Guest Column: These Are the Best of Times (Really)
Marketers are concerned with clients’ goals, and can design products around them and, most importantly, measure their effectiveness. They know how many impressions will produce a lead, what the true value of an e-newsletter ad is, how long someone read about the clients’ businesses online or how many times their sponsored podcast was heard. A good sales rep/marketer can figure out a client’s share of the market and who is most likely to buy based on the business demographics they received from the database managers. Producing a consolidated lead-generation report with reader-service inquiries, inbound-call activity, Web site and e-newsletter clicks, webinar attendance and digital-edition readership that views clients’ ads—or better yet, clicks through to their Web sites—that’s gold in a marketer’s hand.
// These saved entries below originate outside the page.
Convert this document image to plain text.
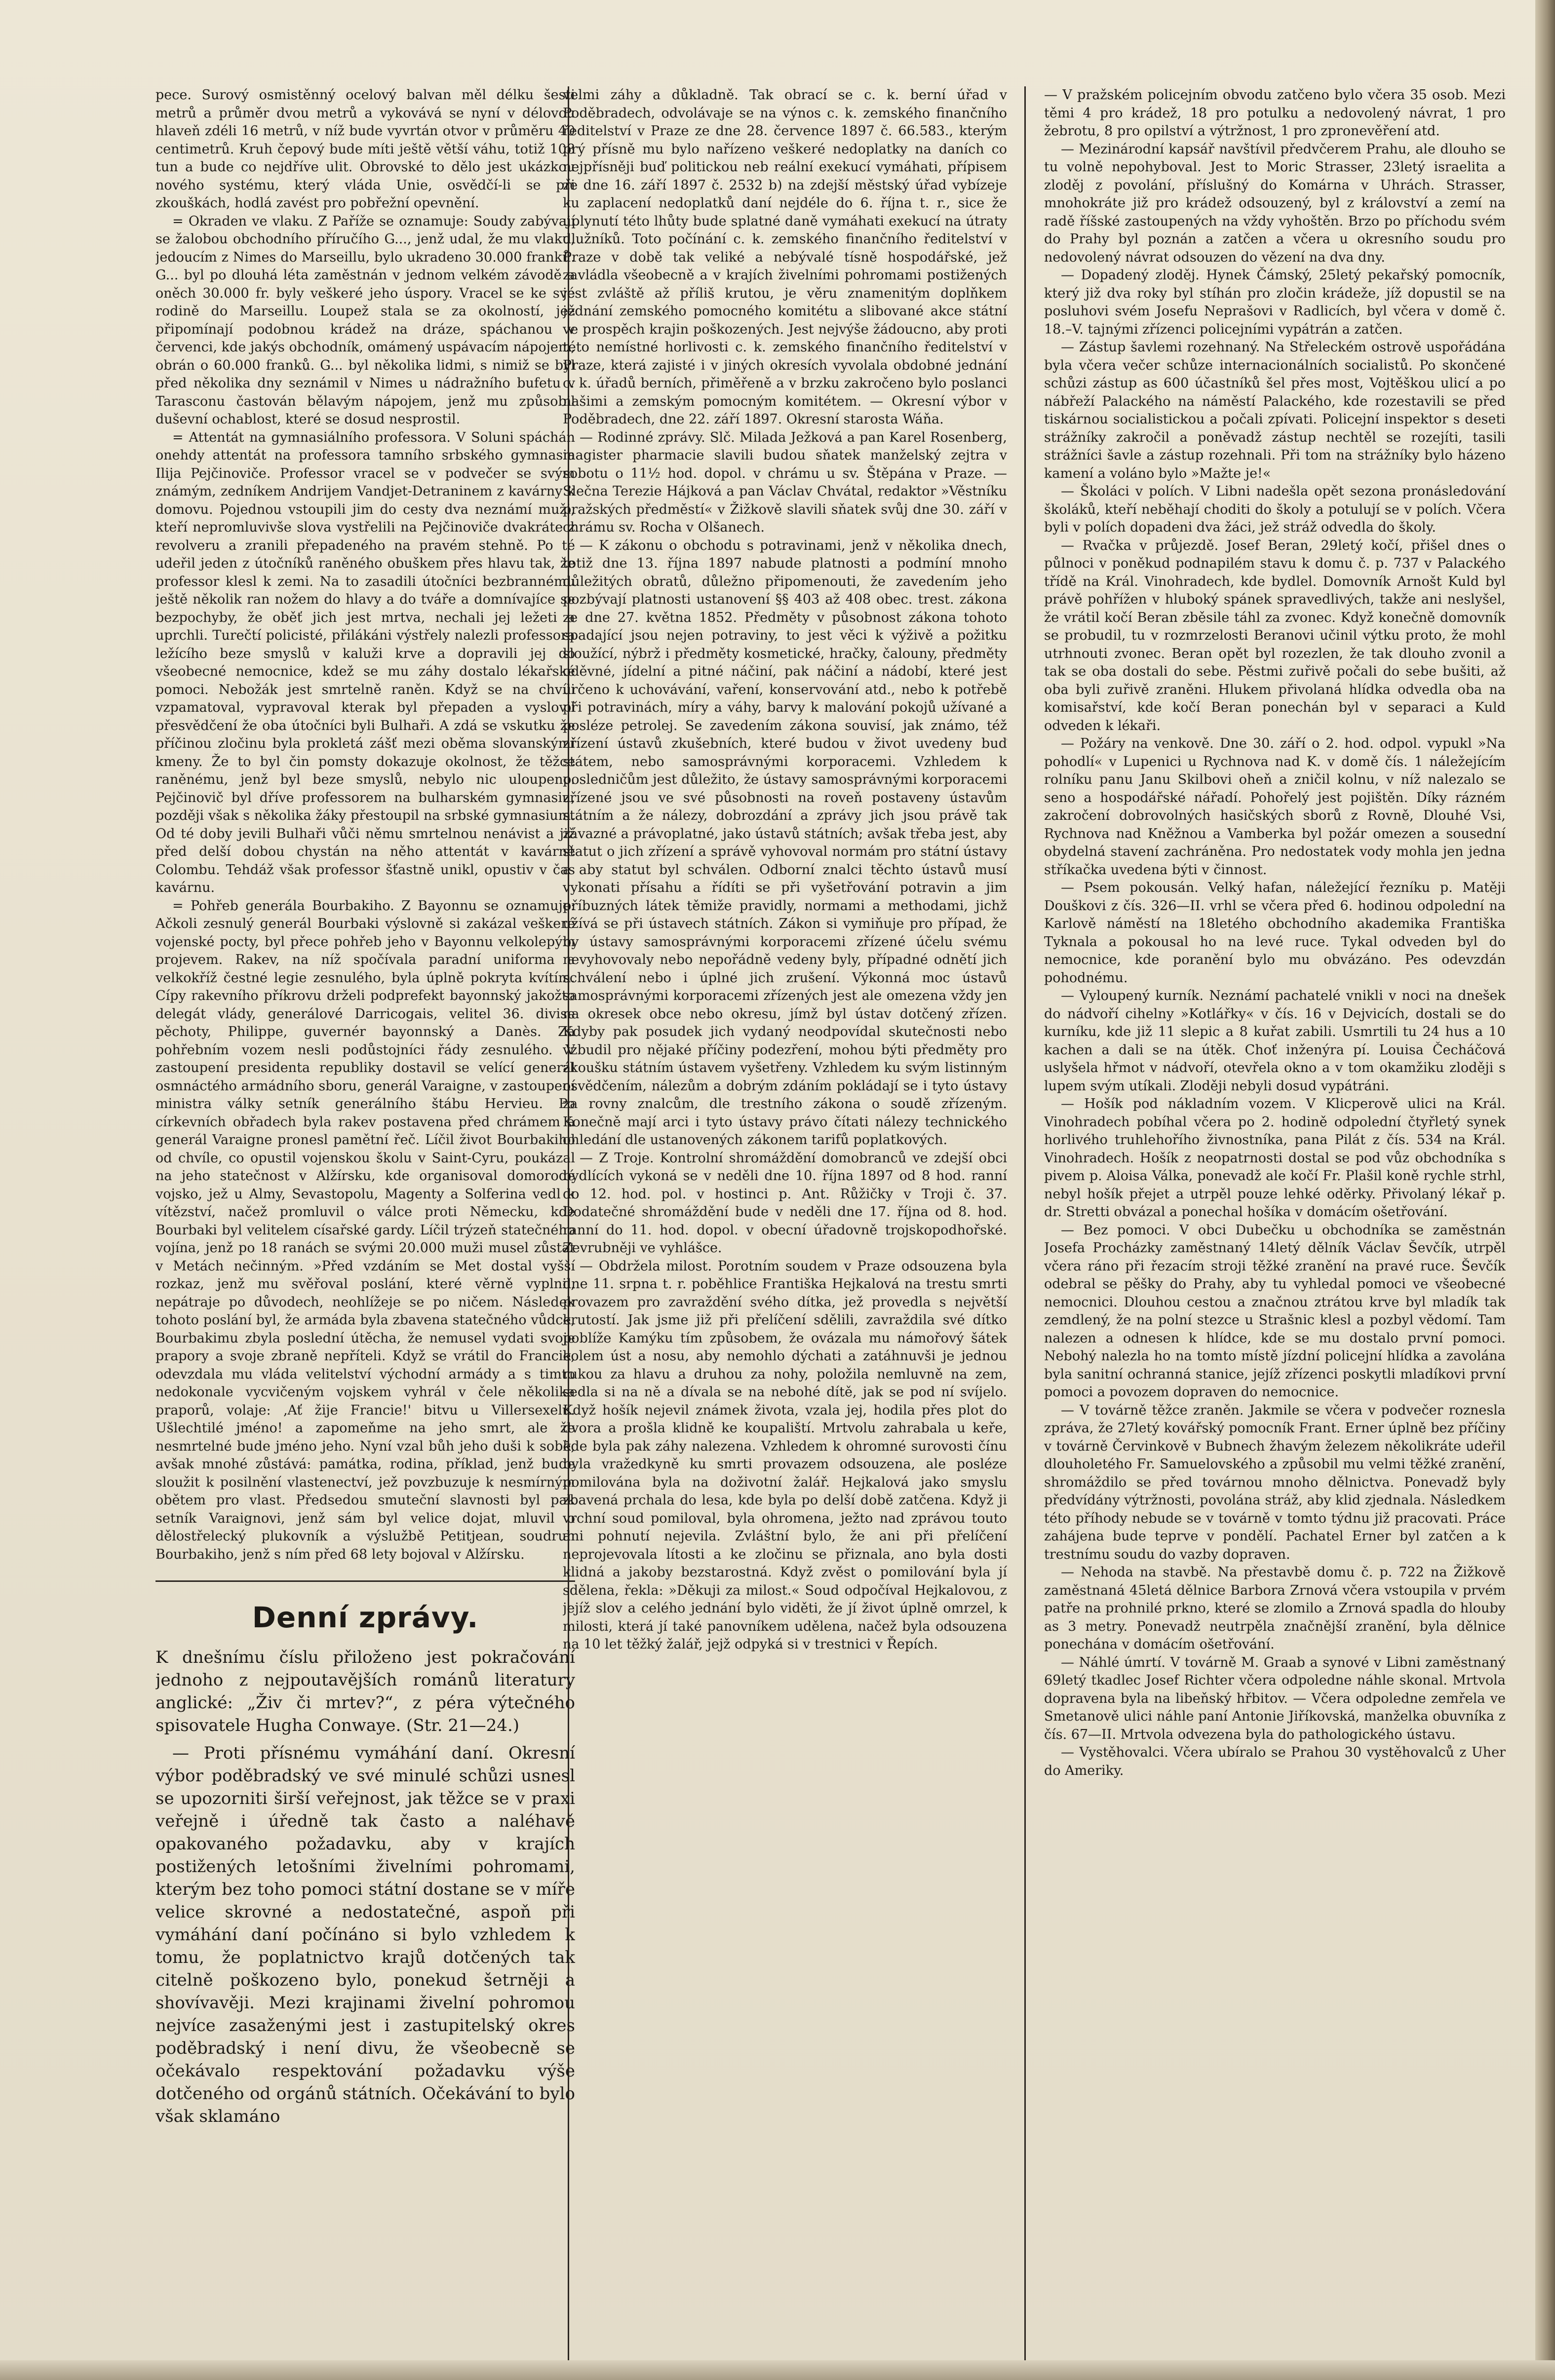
pece. Surový osmistěnný ocelový balvan měl délku šesti metrů a průměr dvou metrů a vykovává se nyní v délovou hlaveň zdéli 16 metrů, v níž bude vyvrtán otvor v průměru 40 centimetrů. Kruh čepový bude míti ještě větší váhu, totiž 108 tun a bude co nejdříve ulit. Obrovské to dělo jest ukázkou nového systému, který vláda Unie, osvědčí-li se při zkouškách, hodlá zavést pro pobřežní opevnění.

= Okraden ve vlaku. Z Paříže se oznamuje: Soudy zabývají se žalobou obchodního příručího G..., jenž udal, že mu vlaku, jedoucím z Nimes do Marseillu, bylo ukradeno 30.000 franků. G... byl po dlouhá léta zaměstnán v jednom velkém závodě a oněch 30.000 fr. byly veškeré jeho úspory. Vracel se ke své rodině do Marseillu. Loupež stala se za okolností, jež připomínají podobnou krádež na dráze, spáchanou v červenci, kde jakýs obchodník, omámený uspávacím nápojem, obrán o 60.000 franků. G... byl několika lidmi, s nimiž se byl před několika dny seznámil v Nimes u nádražního bufetu v Tarasconu častován bělavým nápojem, jenž mu způsobil duševní ochablost, které se dosud nesprostil.

= Attentát na gymnasiálního professora. V Soluni spáchán onehdy attentát na professora tamního srbského gymnasia Ilija Pejčinoviče. Professor vracel se v podvečer se svým známým, zedníkem Andrijem Vandjet-Detraninem z kavárny k domovu. Pojednou vstoupili jim do cesty dva neznámí muži, kteří nepromluvivše slova vystřelili na Pejčinoviče dvakráte z revolveru a zranili přepadeného na pravém stehně. Po té udeřil jeden z útočníků raněného obuškem přes hlavu tak, že professor klesl k zemi. Na to zasadili útočníci bezbrannému ještě několik ran nožem do hlavy a do tváře a domnívajíce se bezpochyby, že oběť jich jest mrtva, nechali jej ležeti a uprchli. Turečtí policisté, přilákáni výstřely nalezli professora ležícího beze smyslů v kaluži krve a dopravili jej do všeobecné nemocnice, kdež se mu záhy dostalo lékařské pomoci. Nebožák jest smrtelně raněn. Když se na chvíli vzpamatoval, vypravoval kterak byl přepaden a vyslovil přesvědčení že oba útočníci byli Bulhaři. A zdá se vskutku že příčinou zločinu byla prokletá zášť mezi oběma slovanskými kmeny. Že to byl čin pomsty dokazuje okolnost, že těžce raněnému, jenž byl beze smyslů, nebylo nic uloupeno. Pejčinovič byl dříve professorem na bulharském gymnasiu, později však s několika žáky přestoupil na srbské gymnasium. Od té doby jevili Bulhaři vůči němu smrtelnou nenávist a již před delší dobou chystán na něho attentát v kavárně Colombu. Tehdáž však professor šťastně unikl, opustiv v čas kavárnu.

= Pohřeb generála Bourbakiho. Z Bayonnu se oznamuje: Ačkoli zesnulý generál Bourbaki výslovně si zakázal veškeré vojenské pocty, byl přece pohřeb jeho v Bayonnu velkolepým projevem. Rakev, na níž spočívala paradní uniforma a velkokříž čestné legie zesnulého, byla úplně pokryta kvítím. Cípy rakevního příkrovu drželi podprefekt bayonnský jakožto delegát vlády, generálové Darricogais, velitel 36. divise pěchoty, Philippe, guvernér bayonnský a Danès. Za pohřebním vozem nesli podůstojníci řády zesnulého. V zastoupení presidenta republiky dostavil se velící generál osmnáctého armádního sboru, generál Varaigne, v zastoupení ministra války setník generálního štábu Hervieu. Po církevních obřadech byla rakev postavena před chrámem a generál Varaigne pronesl pamětní řeč. Líčil život Bourbakiho od chvíle, co opustil vojenskou školu v Saint-Cyru, poukázal na jeho statečnost v Alžírsku, kde organisoval domorodé vojsko, jež u Almy, Sevastopolu, Magenty a Solferina vedl k vítězství, načež promluvil o válce proti Německu, kde Bourbaki byl velitelem císařské gardy. Líčil trýzeň statečného vojína, jenž po 18 ranách se svými 20.000 muži musel zůstat v Metách nečinným. »Před vzdáním se Met dostal vyšší rozkaz, jenž mu svěřoval poslání, které věrně vyplnil, nepátraje po důvodech, neohlížeje se po ničem. Následek tohoto poslání byl, že armáda byla zbavena statečného vůdce, Bourbakimu zbyla poslední útěcha, že nemusel vydati svoje prapory a svoje zbraně nepříteli. Když se vrátil do Francie, odevzdala mu vláda velitelství východní armády a s timto nedokonale vycvičeným vojskem vyhrál v čele několika praporů, volaje: ‚Ať žije Francie!' bitvu u Villersexelu. Ušlechtilé jméno! a zapomeňme na jeho smrt, ale že nesmrtelné bude jméno jeho. Nyní vzal bůh jeho duši k sobě, avšak mnohé zůstává: památka, rodina, příklad, jenž bude sloužit k posilnění vlastenectví, jež povzbuzuje k nesmírným obětem pro vlast. Předsedou smuteční slavnosti byl pak setník Varaignovi, jenž sám byl velice dojat, mluvil o dělostřelecký plukovník a výslužbě Petitjean, soudruh Bourbakiho, jenž s ním před 68 lety bojoval v Alžírsku.

Denní zprávy.

K dnešnímu číslu přiloženo jest pokračování jednoho z nejpoutavějších románů literatury anglické: „Živ či mrtev?“, z péra výtečného spisovatele Hugha Conwaye. (Str. 21—24.)

— Proti přísnému vymáhání daní. Okresní výbor poděbradský ve své minulé schůzi usnesl se upozorniti širší veřejnost, jak těžce se v praxi veřejně i úředně tak často a naléhavě opakovaného požadavku, aby v krajích postižených letošními živelními pohromami, kterým bez toho pomoci státní dostane se v míře velice skrovné a nedostatečné, aspoň při vymáhání daní počínáno si bylo vzhledem k tomu, že poplatnictvo krajů dotčených tak citelně poškozeno bylo, ponekud šetrněji a shovívavěji. Mezi krajinami živelní pohromou nejvíce zasaženými jest i zastupitelský okres poděbradský i není divu, že všeobecně se očekávalo respektování požadavku výše dotčeného od orgánů státních. Očekávání to bylo však sklamáno

velmi záhy a důkladně. Tak obrací se c. k. berní úřad v Poděbradech, odvolávaje se na výnos c. k. zemského finančního ředitelství v Praze ze dne 28. července 1897 č. 66.583., kterým prý přísně mu bylo nařízeno veškeré nedoplatky na daních co nejpřísněji buď politickou neb reální exekucí vymáhati, přípisem ze dne 16. září 1897 č. 2532 b) na zdejší městský úřad vybízeje ku zaplacení nedoplatků daní nejdéle do 6. října t. r., sice že uplynutí této lhůty bude splatné daně vymáhati exekucí na útraty dlužníků. Toto počínání c. k. zemského finančního ředitelství v Praze v době tak veliké a nebývalé tísně hospodářské, jež zavládla všeobecně a v krajích živelními pohromami postižených jest zvláště až příliš krutou, je věru znamenitým doplňkem jednání zemského pomocného komitétu a slibované akce státní ve prospěch krajin poškozených. Jest nejvýše žádoucno, aby proti této nemístné horlivosti c. k. zemského finančního ředitelství v Praze, která zajisté i v jiných okresích vyvolala obdobné jednání c. k. úřadů berních, přiměřeně a v brzku zakročeno bylo poslanci našimi a zemským pomocným komitétem. — Okresní výbor v Poděbradech, dne 22. září 1897. Okresní starosta Wáňa.

— Rodinné zprávy. Slč. Milada Ježková a pan Karel Rosenberg, magister pharmacie slavili budou sňatek manželský zejtra v sobotu o 11½ hod. dopol. v chrámu u sv. Štěpána v Praze. — Slečna Terezie Hájková a pan Václav Chvátal, redaktor »Věstníku pražských předměstí« v Žižkově slavili sňatek svůj dne 30. září v chrámu sv. Rocha v Olšanech.

— K zákonu o obchodu s potravinami, jenž v několika dnech, totiž dne 13. října 1897 nabude platnosti a podmíní mnoho důležitých obratů, důležno připomenouti, že zavedením jeho pozbývají platnosti ustanovení §§ 403 až 408 obec. trest. zákona ze dne 27. května 1852. Předměty v působnost zákona tohoto spadající jsou nejen potraviny, to jest věci k výživě a požitku sloužící, nýbrž i předměty kosmetické, hračky, čalouny, předměty oděvné, jídelní a pitné náčiní, pak náčiní a nádobí, které jest určeno k uchovávání, vaření, konservování atd., nebo k potřebě při potravinách, míry a váhy, barvy k malování pokojů užívané a posléze petrolej. Se zavedením zákona souvisí, jak známo, též zřízení ústavů zkušebních, které budou v život uvedeny buď státem, nebo samosprávnými korporacemi. Vzhledem k posledničům jest důležito, že ústavy samosprávnými korporacemi zřízené jsou ve své působnosti na roveň postaveny ústavům státním a že nálezy, dobrozdání a zprávy jich jsou právě tak závazné a právoplatné, jako ústavů státních; avšak třeba jest, aby statut o jich zřízení a správě vyhovoval normám pro státní ústavy a aby statut byl schválen. Odborní znalci těchto ústavů musí vykonati přísahu a řídíti se při vyšetřování potravin a jim příbuzných látek těmiže pravidly, normami a methodami, jichž užívá se při ústavech státních. Zákon si vymiňuje pro případ, že by ústavy samosprávnými korporacemi zřízené účelu svému nevyhovovaly nebo nepořádně vedeny byly, případné odnětí jich schválení nebo i úplné jich zrušení. Výkonná moc ústavů samosprávnými korporacemi zřízených jest ale omezena vždy jen na okresek obce nebo okresu, jímž byl ústav dotčený zřízen. Kdyby pak posudek jich vydaný neodpovídal skutečnosti nebo vzbudil pro nějaké příčiny podezření, mohou býti předměty pro zkoušku státním ústavem vyšetřeny. Vzhledem ku svým listinným osvědčením, nálezům a dobrým zdáním pokládají se i tyto ústavy za rovny znalcům, dle trestního zákona o soudě zřízeným. Konečně mají arci i tyto ústavy právo čítati nálezy technického ohledání dle ustanovených zákonem tarifů poplatkových.

— Z Troje. Kontrolní shromáždění domobranců ve zdejší obci bydlících vykoná se v neděli dne 10. října 1897 od 8 hod. ranní do 12. hod. pol. v hostinci p. Ant. Růžičky v Troji č. 37. Dodatečné shromáždění bude v neděli dne 17. října od 8. hod. ranní do 11. hod. dopol. v obecní úřadovně trojskopodhořské. Zevrubněji ve vyhlášce.

— Obdržela milost. Porotním soudem v Praze odsouzena byla dne 11. srpna t. r. poběhlice Františka Hejkalová na trestu smrti provazem pro zavraždění svého dítka, jež provedla s největší krutostí. Jak jsme již při přelíčení sdělili, zavraždila své dítko poblíže Kamýku tím způsobem, že ovázala mu námořový šátek kolem úst a nosu, aby nemohlo dýchati a zatáhnuvši je jednou rukou za hlavu a druhou za nohy, položila nemluvně na zem, sedla si na ně a dívala se na nebohé dítě, jak se pod ní svíjelo. Když hošík nejevil známek života, vzala jej, hodila přes plot do dvora a prošla klidně ke koupaliští. Mrtvolu zahrabala u keře, kde byla pak záhy nalezena. Vzhledem k ohromné surovosti čínu byla vražedkyně ku smrti provazem odsouzena, ale posléze pomilována byla na doživotní žalář. Hejkalová jako smyslu zbavená prchala do lesa, kde byla po delší době zatčena. Když ji vrchní soud pomiloval, byla ohromena, ježto nad zprávou touto ani pohnutí nejevila. Zvláštní bylo, že ani při přelíčení neprojevovala lítosti a ke zločinu se přiznala, ano byla dosti klidná a jakoby bezstarostná. Když zvěst o pomilování byla jí sdělena, řekla: »Děkuji za milost.« Soud odpočíval Hejkalovou, z jejíž slov a celého jednání bylo viděti, že jí život úplně omrzel, k milosti, která jí také panovníkem udělena, načež byla odsouzena na 10 let těžký žalář, jejž odpyká si v trestnici v Řepích.

— V pražském policejním obvodu zatčeno bylo včera 35 osob. Mezi těmi 4 pro krádež, 18 pro potulku a nedovolený návrat, 1 pro žebrotu, 8 pro opilství a výtržnost, 1 pro zpronevěření atd.

— Mezinárodní kapsář navštívil předvčerem Prahu, ale dlouho se tu volně nepohyboval. Jest to Moric Strasser, 23letý israelita a zloděj z povolání, příslušný do Komárna v Uhrách. Strasser, mnohokráte již pro krádež odsouzený, byl z království a zemí na radě říšské zastoupených na vždy vyhoštěn. Brzo po příchodu svém do Prahy byl poznán a zatčen a včera u okresního soudu pro nedovolený návrat odsouzen do vězení na dva dny.

— Dopadený zloděj. Hynek Čámský, 25letý pekařský pomocník, který již dva roky byl stíhán pro zločin krádeže, jíž dopustil se na posluhovi svém Josefu Neprašovi v Radlicích, byl včera v domě č. 18.–V. tajnými zřízenci policejními vypátrán a zatčen.

— Zástup šavlemi rozehnaný. Na Střeleckém ostrově uspořádána byla včera večer schůze internacionálních socialistů. Po skončené schůzi zástup as 600 účastníků šel přes most, Vojtěškou ulicí a po nábřeží Palackého na náměstí Palackého, kde rozestavili se před tiskárnou socialistickou a počali zpívati. Policejní inspektor s deseti strážníky zakročil a poněvadž zástup nechtěl se rozejíti, tasili strážníci šavle a zástup rozehnali. Při tom na strážníky bylo házeno kamení a voláno bylo »Mažte je!«

— Školáci v polích. V Libni nadešla opět sezona pronásledování školáků, kteří neběhají choditi do školy a potulují se v polích. Včera byli v polích dopadeni dva žáci, jež stráž odvedla do školy.

— Rvačka v průjezdě. Josef Beran, 29letý kočí, přišel dnes o půlnoci v poněkud podnapilém stavu k domu č. p. 737 v Palackého třídě na Král. Vinohradech, kde bydlel. Domovník Arnošt Kuld byl právě pohřížen v hluboký spánek spravedlivých, takže ani neslyšel, že vrátil kočí Beran zběsile táhl za zvonec. Když konečně domovník se probudil, tu v rozmrzelosti Beranovi učinil výtku proto, že mohl utrhnouti zvonec. Beran opět byl rozezlen, že tak dlouho zvonil a tak se oba dostali do sebe. Pěstmi zuřivě počali do sebe bušiti, až oba byli zuřivě zraněni. Hlukem přivolaná hlídka odvedla oba na komisařství, kde kočí Beran ponechán byl v separaci a Kuld odveden k lékaři.

— Požáry na venkově. Dne 30. září o 2. hod. odpol. vypukl »Na pohodlí« v Lupenici u Rychnova nad K. v domě čís. 1 náležejícím rolníku panu Janu Skilbovi oheň a zničil kolnu, v níž nalezalo se seno a hospodářské nářadí. Pohořelý jest pojištěn. Díky rázném zakročení dobrovolných hasičských sborů z Rovně, Dlouhé Vsi, Rychnova nad Kněžnou a Vamberka byl požár omezen a sousední obydelná stavení zachráněna. Pro nedostatek vody mohla jen jedna stříkačka uvedena býti v činnost.

— Psem pokousán. Velký hafan, náležející řezníku p. Matěji Douškovi z čís. 326—II. vrhl se včera před 6. hodinou odpolední na Karlově náměstí na 18letého obchodního akademika Františka Tyknala a pokousal ho na levé ruce. Tykal odveden byl do nemocnice, kde poranění bylo mu obvázáno. Pes odevzdán pohodnému.

— Vyloupený kurník. Neznámí pachatelé vnikli v noci na dnešek do nádvoří cihelny »Kotlářky« v čís. 16 v Dejvicích, dostali se do kurníku, kde již 11 slepic a 8 kuřat zabili. Usmrtili tu 24 hus a 10 kachen a dali se na útěk. Choť inženýra pí. Louisa Čecháčová uslyšela hřmot v nádvoří, otevřela okno a v tom okamžiku zloději s lupem svým utíkali. Zloději nebyli dosud vypátráni.

— Hošík pod nákladním vozem. V Klicperově ulici na Král. Vinohradech pobíhal včera po 2. hodině odpolední čtyřletý synek horlivého truhlehořího živnostníka, pana Pilát z čís. 534 na Král. Vinohradech. Hošík z neopatrnosti dostal se pod vůz obchodníka s pivem p. Aloisa Válka, ponevadž ale kočí Fr. Plašil koně rychle strhl, nebyl hošík přejet a utrpěl pouze lehké oděrky. Přivolaný lékař p. dr. Stretti obvázal a ponechal hošíka v domácím ošetřování.

— Bez pomoci. V obci Dubečku u obchodníka se zaměstnán Josefa Procházky zaměstnaný 14letý dělník Václav Ševčík, utrpěl včera ráno při řezacím stroji těžké zranění na pravé ruce. Ševčík odebral se pěšky do Prahy, aby tu vyhledal pomoci ve všeobecné nemocnici. Dlouhou cestou a značnou ztrátou krve byl mladík tak zemdlený, že na polní stezce u Strašnic klesl a pozbyl vědomí. Tam nalezen a odnesen k hlídce, kde se mu dostalo první pomoci. Nebohý nalezla ho na tomto místě jízdní policejní hlídka a zavolána byla sanitní ochranná stanice, jejíž zřízenci poskytli mladíkovi první pomoci a povozem dopraven do nemocnice.

— V továrně těžce zraněn. Jakmile se včera v podvečer roznesla zpráva, že 27letý kovářský pomocník Frant. Erner úplně bez příčiny v továrně Červinkově v Bubnech žhavým železem několikráte udeřil dlouholetého Fr. Samuelovského a způsobil mu velmi těžké zranění, shromáždilo se před továrnou mnoho dělnictva. Ponevadž byly předvídány výtržnosti, povolána stráž, aby klid zjednala. Následkem této příhody nebude se v továrně v tomto týdnu již pracovati. Práce zahájena bude teprve v pondělí. Pachatel Erner byl zatčen a k trestnímu soudu do vazby dopraven.

— Nehoda na stavbě. Na přestavbě domu č. p. 722 na Žižkově zaměstnaná 45letá dělnice Barbora Zrnová včera vstoupila v prvém patře na prohnilé prkno, které se zlomilo a Zrnová spadla do hlouby as 3 metry. Ponevadž neutrpěla značnější zranění, byla dělnice ponechána v domácím ošetřování.

— Náhlé úmrtí. V továrně M. Graab a synové v Libni zaměstnaný 69letý tkadlec Josef Richter včera odpoledne náhle skonal. Mrtvola dopravena byla na libeňský hřbitov. — Včera odpoledne zemřela ve Smetanově ulici náhle paní Antonie Jiříkovská, manželka obuvníka z čís. 67—II. Mrtvola odvezena byla do pathologického ústavu.

— Vystěhovalci. Včera ubíralo se Prahou 30 vystěhovalců z Uher do Ameriky.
The bottom line is that our actions in our daily work and the value we bring to our niche industries has never been so easy to measure. In 1980, our return on investment (ROI) argument was pretty simple. To begin with, we didn’t have digital concerns. Everything was print or face-to-face. And ROI measurement was determined by a Readex survey, bingo cards received in the mail or possibly telephone calls our advertisers received with a mention of “I saw your ad in … .”
Those things still have some value, but that really seems like a lifetime ago. As a publisher in the media industry, ROI has been the holy grail we all have strived to obtain. It’s here—or rather has been here for several years. It doesn’t matter if we’re talking about ROI for editors or our advertisers. It’s all measurable, and it’s becoming easier every day—if you’re willing to evolve.